Ja, ik ben bereid de toekomstige drinkwaterbehoefte in Nederland in kaart te brengen. Overigens heeft het RIVM in 2011 een toekomstverkenning uitgevoerd. De bevindingen uit deze verkenning worden, tezamen met andere analyses, gebruikt bij de uitwerking van het beleid voor de drinkwatervoorziening, waarbij ook aandacht zal worden geschonken aan gevolgen voor bronnen voor drinkwater.

20. Vraag GroenLinks

Gebieden waar activiteiten die een risico vormen voor de drinkwaterwinning, zoals schaliegas en de opslag van kernafval mogen niet plaatsvinden, zolang de veiligheid ervan onvoldoende gegarandeerd kan worden.

20. Antwoord

Activiteiten zoals schaliegaswinning en de opslag van radioactief afval mogen inderdaad alleen plaatsvinden als de veiligheid voldoende kan worden gegarandeerd.

21. Vraag GroenLinks

Is de minister het eens met de leden van de GroenLinks fractie dat voor een adequate bescherming van de drinkwaterkwaliteit niet alleen een Structuurvisie Ondergrond nodig is, maar ook duurzame ruimtelijke ordening door gemeenten? Zo ja is de minister bereid hierover het gesprek aan te gaan met de medeoverheden, zodat het beschermen van de drinkwaterkwaliteit prioriteit krijgt in het ruimtelijk beleid?

21. Antwoord

Voor een adequate bescherming van de drinkwaterkwaliteit is inderdaad ook duurzame ruimtelijke ordening door gemeenten nodig. Zoals eerder aangegeven zal ik de provincies vragen om op basis van de lopende analyses aan te geven hoe zij met de problematiek denken om te gaan. Dat zal consequenties kunnen hebben voor de ruimtelijke ordening door de gemeenten.

22. Vraag GroenLinks

De leden vragen hoe ze de planhorizon precies moeten interpreteren.

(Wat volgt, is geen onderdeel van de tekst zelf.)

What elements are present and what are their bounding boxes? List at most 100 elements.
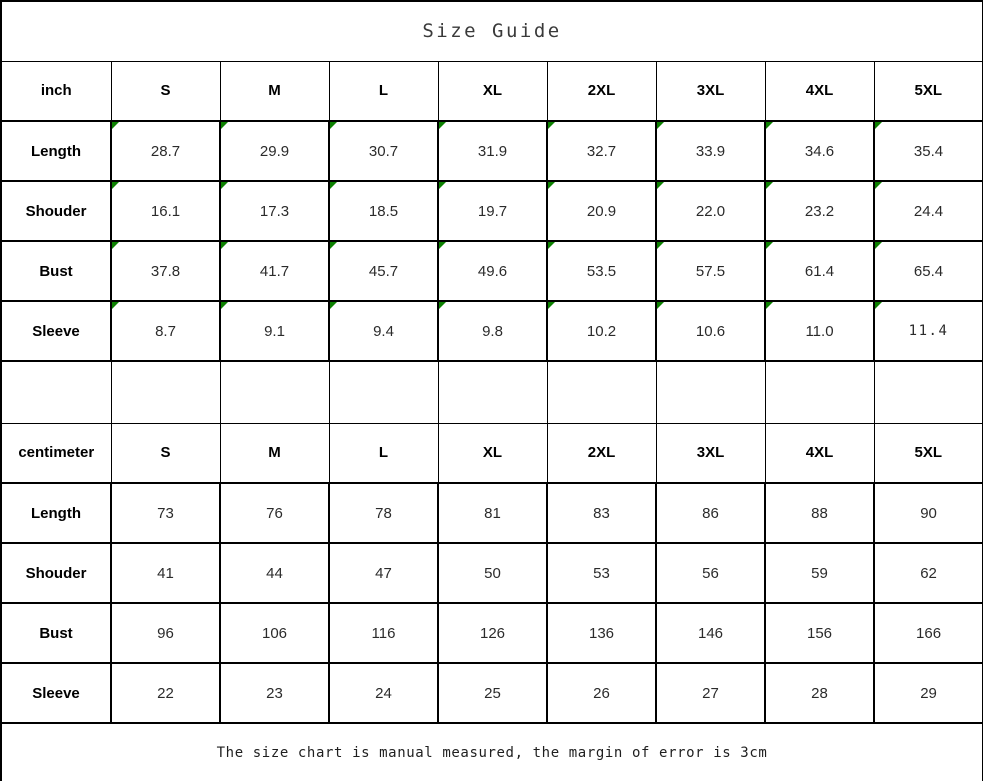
cell-centimeter-sleeve-m: 23 [219, 662, 330, 724]
footer-note-text: The size chart is manual measured, the m… [216, 745, 768, 761]
spacer-row [0, 360, 983, 424]
cell-inch-length-xl: 31.9 [437, 120, 548, 182]
column-header-S: S [110, 422, 221, 484]
cell-centimeter-sleeve-5xl: 29 [872, 662, 983, 724]
cell-inch-length-l: 30.7 [328, 120, 439, 182]
cell-inch-sleeve-4xl: 11.0 [764, 300, 875, 362]
cell-inch-sleeve-3xl: 10.6 [655, 300, 766, 362]
column-header-M: M [219, 60, 330, 122]
page-title-text: Size Guide [422, 20, 562, 43]
cell-inch-shouder-5xl: 24.4 [872, 180, 983, 242]
measurement-label-length: Length [0, 482, 112, 544]
cell-centimeter-shouder-m: 44 [219, 542, 330, 604]
spacer-cell [328, 360, 439, 424]
column-header-5XL: 5XL [873, 60, 983, 122]
unit-header-row-centimeter: centimeter S M L XL 2XL 3XL 4XL 5XL [0, 422, 983, 484]
cell-centimeter-sleeve-2xl: 26 [546, 662, 657, 724]
cell-inch-bust-xl: 49.6 [437, 240, 548, 302]
cell-centimeter-bust-l: 116 [328, 602, 439, 664]
cell-centimeter-bust-4xl: 156 [764, 602, 875, 664]
cell-centimeter-length-3xl: 86 [655, 482, 766, 544]
cell-inch-shouder-l: 18.5 [328, 180, 439, 242]
cell-centimeter-bust-2xl: 136 [546, 602, 657, 664]
cell-centimeter-shouder-3xl: 56 [655, 542, 766, 604]
spacer-cell [655, 360, 766, 424]
spacer-cell [219, 360, 330, 424]
measurement-label-shouder: Shouder [0, 542, 112, 604]
table-row: Shouder 16.1 17.3 18.5 19.7 20.9 22.0 23.2 24.4 [0, 180, 983, 242]
table-row: Shouder 41 44 47 50 53 56 59 62 [0, 542, 983, 604]
cell-inch-length-2xl: 32.7 [546, 120, 657, 182]
spacer-cell [110, 360, 221, 424]
column-header-XL: XL [437, 422, 548, 484]
measurement-label-bust: Bust [0, 602, 112, 664]
cell-centimeter-bust-xl: 126 [437, 602, 548, 664]
cell-centimeter-length-4xl: 88 [764, 482, 875, 544]
cell-inch-sleeve-xl: 9.8 [437, 300, 548, 362]
column-header-5XL: 5XL [873, 422, 983, 484]
table-row: Sleeve 8.7 9.1 9.4 9.8 10.2 10.6 11.0 11.4 [0, 300, 983, 362]
column-header-S: S [110, 60, 221, 122]
cell-inch-bust-s: 37.8 [110, 240, 221, 302]
column-header-2XL: 2XL [546, 60, 657, 122]
cell-centimeter-sleeve-xl: 25 [437, 662, 548, 724]
cell-inch-bust-5xl: 65.4 [872, 240, 983, 302]
cell-centimeter-shouder-xl: 50 [437, 542, 548, 604]
cell-centimeter-sleeve-s: 22 [110, 662, 221, 724]
cell-centimeter-sleeve-4xl: 28 [764, 662, 875, 724]
column-header-M: M [219, 422, 330, 484]
cell-centimeter-bust-3xl: 146 [655, 602, 766, 664]
footer-note-row: The size chart is manual measured, the m… [0, 722, 983, 781]
cell-inch-sleeve-m: 9.1 [219, 300, 330, 362]
cell-inch-bust-2xl: 53.5 [546, 240, 657, 302]
cell-inch-length-3xl: 33.9 [655, 120, 766, 182]
spacer-cell [437, 360, 548, 424]
column-header-3XL: 3XL [655, 60, 766, 122]
cell-inch-shouder-xl: 19.7 [437, 180, 548, 242]
column-header-3XL: 3XL [655, 422, 766, 484]
spacer-cell [546, 360, 657, 424]
unit-label-inch: inch [0, 60, 112, 122]
cell-inch-length-s: 28.7 [110, 120, 221, 182]
table-row: Length 28.7 29.9 30.7 31.9 32.7 33.9 34.6 35.4 [0, 120, 983, 182]
cell-centimeter-sleeve-l: 24 [328, 662, 439, 724]
cell-inch-bust-m: 41.7 [219, 240, 330, 302]
footer-note: The size chart is manual measured, the m… [0, 722, 983, 781]
cell-inch-sleeve-2xl: 10.2 [546, 300, 657, 362]
cell-centimeter-length-5xl: 90 [872, 482, 983, 544]
spacer-cell [0, 360, 112, 424]
cell-centimeter-shouder-s: 41 [110, 542, 221, 604]
cell-centimeter-bust-s: 96 [110, 602, 221, 664]
page-title: Size Guide [0, 0, 983, 62]
column-header-L: L [328, 422, 439, 484]
table-row: Length 73 76 78 81 83 86 88 90 [0, 482, 983, 544]
spacer-cell [873, 360, 983, 424]
cell-inch-length-5xl: 35.4 [872, 120, 983, 182]
cell-inch-shouder-2xl: 20.9 [546, 180, 657, 242]
cell-centimeter-shouder-l: 47 [328, 542, 439, 604]
column-header-XL: XL [437, 60, 548, 122]
cell-inch-bust-3xl: 57.5 [655, 240, 766, 302]
cell-inch-length-4xl: 34.6 [764, 120, 875, 182]
cell-centimeter-bust-m: 106 [219, 602, 330, 664]
cell-centimeter-length-xl: 81 [437, 482, 548, 544]
cell-inch-shouder-s: 16.1 [110, 180, 221, 242]
cell-inch-sleeve-l: 9.4 [328, 300, 439, 362]
cell-inch-shouder-3xl: 22.0 [655, 180, 766, 242]
column-header-4XL: 4XL [764, 422, 875, 484]
cell-inch-bust-l: 45.7 [328, 240, 439, 302]
cell-centimeter-sleeve-3xl: 27 [655, 662, 766, 724]
cell-inch-bust-4xl: 61.4 [764, 240, 875, 302]
cell-centimeter-length-m: 76 [219, 482, 330, 544]
table-row: Bust 96 106 116 126 136 146 156 166 [0, 602, 983, 664]
cell-centimeter-shouder-5xl: 62 [872, 542, 983, 604]
cell-centimeter-length-2xl: 83 [546, 482, 657, 544]
measurement-label-sleeve: Sleeve [0, 300, 112, 362]
cell-centimeter-shouder-2xl: 53 [546, 542, 657, 604]
cell-inch-shouder-m: 17.3 [219, 180, 330, 242]
measurement-label-length: Length [0, 120, 112, 182]
cell-inch-sleeve-s: 8.7 [110, 300, 221, 362]
cell-centimeter-shouder-4xl: 59 [764, 542, 875, 604]
cell-inch-shouder-4xl: 23.2 [764, 180, 875, 242]
column-header-L: L [328, 60, 439, 122]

Wordt in de Structuurvisie rekening gehouden met bodemactiviteiten en -projecten na 2030?

22. Antwoord

Veel mijnbouwactiviteiten waarover nu en in de nabije toekomst besluiten worden genomen hebben een doorlooptijd tot ver na 2030. Ook voor behoefteramingen voor bijvoorbeeld CO2-opslag gelden planhorizons die soms tot 2050 reiken. Projecten voor na 2030 komen niet expliciet aan de orde.

23. Vraag GroenLinks

Wordt ook gekeken naar de gevolgen van de drukte in de ondiepe ondergrond voor de huidige en toekomstige infrastructuur?

23. Antwoord

Het antwoord is ja, voor zover mogelijk op basis van de thans beschikbare informatie.